XIPALAPALA por João de Sousa
No tempo em que eu estava no activo, na empresa onde eu trabalhava e para a qual continuo a dar a minha colaboração, fazia-se com regularidade trimestral uma avaliação de desempenho. O meu chefe tinha de preencher uma ficha com um conjunto de dados relativos à qualidade do meu trabalho, dedicação, assiduidade, o meu grau de produção e de produtividade, enfim ... requisitos que me habilitavam a receber um bónus. Eram valores que variavam (se a memória não me atraiçoa) de zero a vinte pontos. De zero a nove significava desempenho negativo e, consequentemente, sem direito ao bónus de eficiência.
Quem ganhasse o bónus recebia um determinado valor monetário. Esta foi a forma encontrada para incentivar o trabalhador. Este bónus, por força de várias circunstâncias, morreu, como se costuma dizer, “de morte natural”.
Mas enquanto existiu, criou, de alguma forma, um espírito de competitividade. Os trabalhadores tentavam fazer o melhor que podiam. Aprimoravam na qualidade do seu trabalho. Mostravam-se zelosos, atenciosos, assíduos (coisa rara hoje em dia) e cumpridores. Falei no bónus de eficiência, porque acho que bem poderia ser aplicado a alguns dos deputados do nosso Parlamento.

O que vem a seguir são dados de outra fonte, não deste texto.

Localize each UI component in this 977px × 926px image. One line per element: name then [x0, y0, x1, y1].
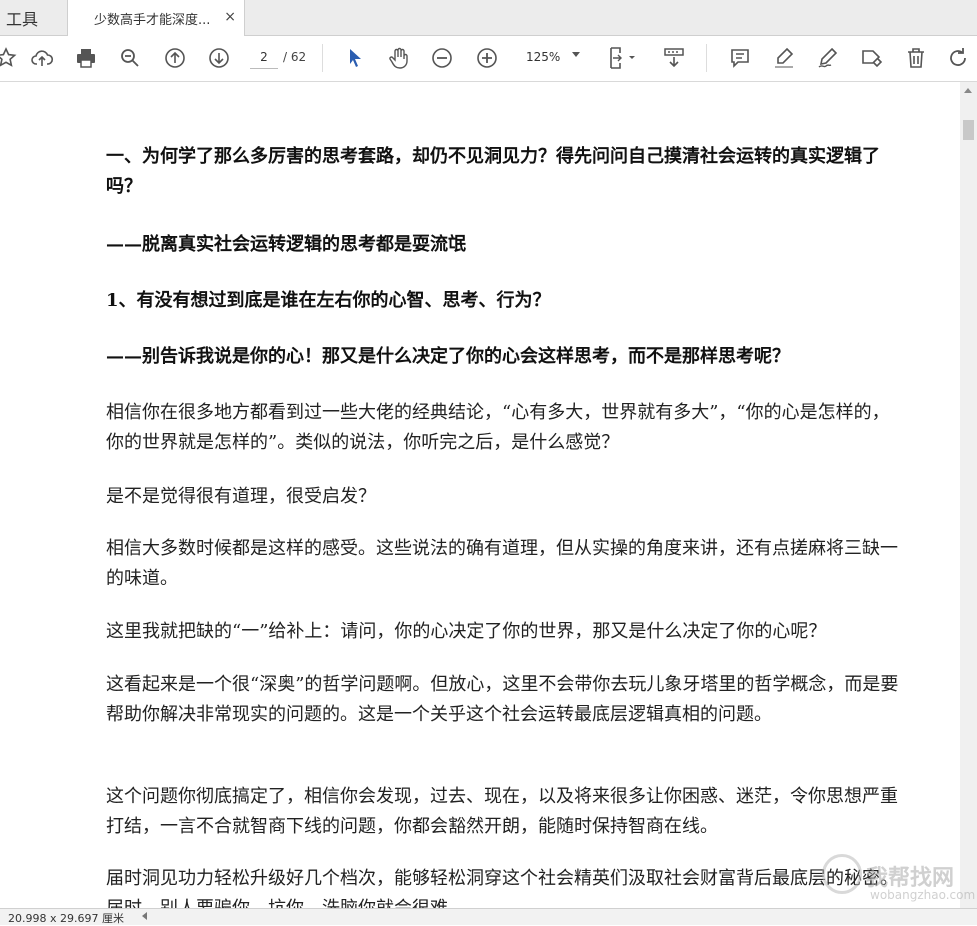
body-paragraph: 是不是觉得很有道理，很受启发？ [106, 486, 376, 507]
status-bar: 20.998 x 29.697 厘米 [0, 908, 977, 925]
highlight-icon[interactable] [770, 44, 798, 72]
tab-tools-label: 工具 [6, 9, 39, 29]
toolbar: 2 / 62 125% [0, 36, 977, 82]
chevron-down-icon [572, 52, 580, 57]
heading-paragraph: 1、有没有想过到底是谁在左右你的心智、思考、行为？ [106, 290, 551, 311]
tab-document-title: 少数高手才能深度... [94, 12, 211, 28]
body-paragraph: 这看起来是一个很“深奥”的哲学问题啊。但放心，这里不会带你去玩儿象牙塔里的哲学概… [106, 674, 899, 725]
tab-bar: 工具 少数高手才能深度... × [0, 0, 977, 36]
fit-page-icon[interactable] [604, 44, 640, 72]
zoom-in-icon[interactable] [473, 44, 501, 72]
watermark: 我帮找网 wobangzhao.com [820, 850, 975, 906]
hand-icon[interactable] [385, 44, 413, 72]
delete-icon[interactable] [902, 44, 930, 72]
upload-icon[interactable] [28, 44, 56, 72]
heading-paragraph: 一、为何学了那么多厉害的思考套路，却仍不见洞见力？得先问问自己摸清社会运转的真实… [106, 146, 880, 197]
body-paragraph: 这里我就把缺的“一”给补上：请问，你的心决定了你的世界，那又是什么决定了你的心呢… [106, 621, 827, 642]
zoom-value: 125% [526, 50, 561, 64]
watermark-logo-icon [822, 854, 862, 894]
body-paragraph: 相信你在很多地方都看到过一些大佬的经典结论，“心有多大，世界就有多大”，“你的心… [106, 402, 890, 453]
body-paragraph: 这个问题你彻底搞定了，相信你会发现，过去、现在，以及将来很多让你困惑、迷茫，令你… [106, 786, 898, 837]
scroll-left-icon[interactable] [142, 912, 147, 920]
watermark-url: wobangzhao.com [870, 888, 976, 902]
page-total: / 62 [283, 50, 307, 64]
page-number-input[interactable]: 2 [250, 46, 278, 69]
zoom-select[interactable]: 125% [518, 46, 584, 68]
vertical-scrollbar[interactable] [960, 82, 977, 908]
zoom-out-icon[interactable] [428, 44, 456, 72]
stamp-icon[interactable] [858, 44, 886, 72]
sign-icon[interactable] [814, 44, 842, 72]
rotate-icon[interactable] [944, 44, 972, 72]
star-icon[interactable] [0, 44, 20, 72]
document-page: 一、为何学了那么多厉害的思考套路，却仍不见洞见力？得先问问自己摸清社会运转的真实… [0, 82, 960, 908]
body-paragraph: 届时洞见功力轻松升级好几个档次，能够轻松洞穿这个社会精英们汲取社会财富背后最底层… [106, 868, 898, 908]
search-icon[interactable] [116, 44, 144, 72]
body-paragraph: 相信大多数时候都是这样的感受。这些说法的确有道理，但从实操的角度来讲，还有点搓麻… [106, 538, 898, 589]
tab-tools[interactable]: 工具 [0, 0, 66, 35]
tab-document[interactable]: 少数高手才能深度... × [67, 0, 245, 36]
heading-paragraph: ——脱离真实社会运转逻辑的思考都是耍流氓 [106, 234, 466, 255]
scroll-up-icon[interactable] [964, 88, 972, 93]
toolbar-divider [322, 44, 323, 72]
comment-icon[interactable] [726, 44, 754, 72]
scrollbar-thumb[interactable] [963, 120, 974, 140]
select-cursor-icon[interactable] [341, 44, 369, 72]
prev-page-icon[interactable] [161, 44, 189, 72]
print-icon[interactable] [72, 44, 100, 72]
next-page-icon[interactable] [205, 44, 233, 72]
close-icon[interactable]: × [224, 9, 236, 25]
toolbar-divider [706, 44, 707, 72]
heading-paragraph: ——别告诉我说是你的心！那又是什么决定了你的心会这样思考，而不是那样思考呢？ [106, 346, 790, 367]
scroll-mode-icon[interactable] [660, 44, 688, 72]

Agora que muitos estão prestes a deixar o barco, seria necessário criar o mecanismo que permitisse avaliar o que é que estes senhores fizeram de positivo no período compreendido entre 2009 e 2014. Acredito que chegaríamos à conclusão que muitos deles não beneficiariam das regalias previstas no Estatuto de Previdência do Deputado. Estou convicto que se fosse feita (ainda vamos a tempo) uma correcta avaliação de desempenho de alguns dos nossos deputados, os tais que nós próprios elegemos como nossos representantes na “Casa do Povo” deixariam de ter uma reforma de luxo que vai desde isenções fiscais a facilidade de deslocação.
Alguns destes senhores que passaram a vida a sonecar nos cadeirões do Parlamento, a telefonar do interior da sala de sessões, a partir dos seus próprios telemóveis (muitos dos canais de televisão mostraram isso), provavelmente não teriam direito a subsídio de reintegração, isenção de direitos aduaneiros e outras imposições inerentes à importação de uma viatura para transporte próprio, livre trânsito nas instalações parlamentares e passaporte de serviço.

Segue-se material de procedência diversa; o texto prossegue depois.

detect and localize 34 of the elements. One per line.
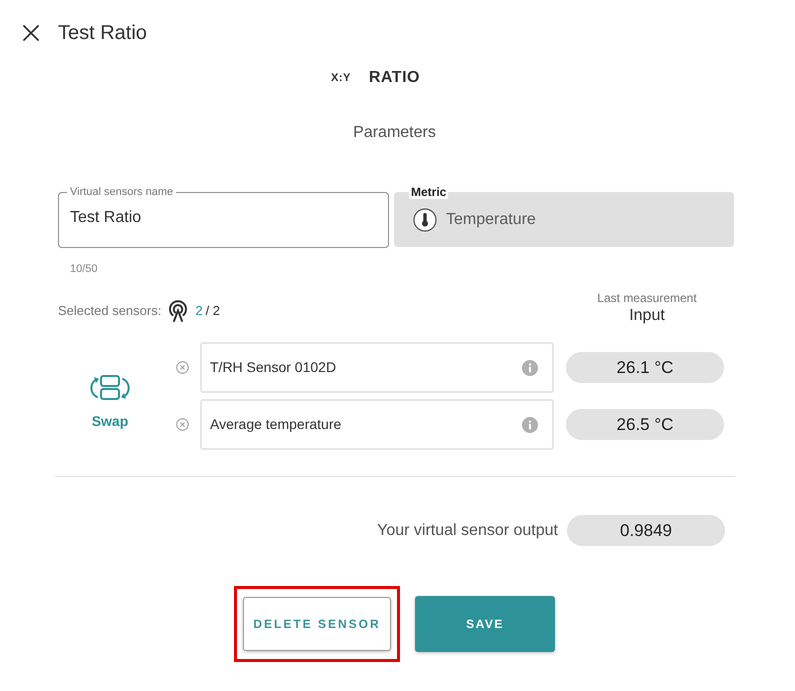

Estou consciente que a decisão de atribuir estas benesses resulta de pressões exercidas por antigos deputados que (lamentavelmente) entendem que após as funções devem continuar a manter o seu estatuto. A medida é vista como “dignidade que nós entendemos que deve ser dada aos antigos deputados da Assembleia da República”.
Tudo bem. Mas então onde fica o trabalhador honesto e cumpridor das suas tarefas no meio disto tudo? Será que esse trabalhador, que de sol a sol batalha para levar uns parcos meticais para casa, para poder dar uma côdea de pão aos seus filhos, não merece ser dignificado? Onde fica a dignidade do professor ou do médico. Alguém se lembrou de criar um mecanismo que permita dar dignidade a quem exerce com zelo, qualidade, empenho, dedicação e honestidade o seu trabalho?
Não pensaram porque se calhar essa não é a prioridade.
Prioridade é mamar na teta da vaca enquanto houver indícios da teta não secar. E o tempo de mamar (infelizmente) é este.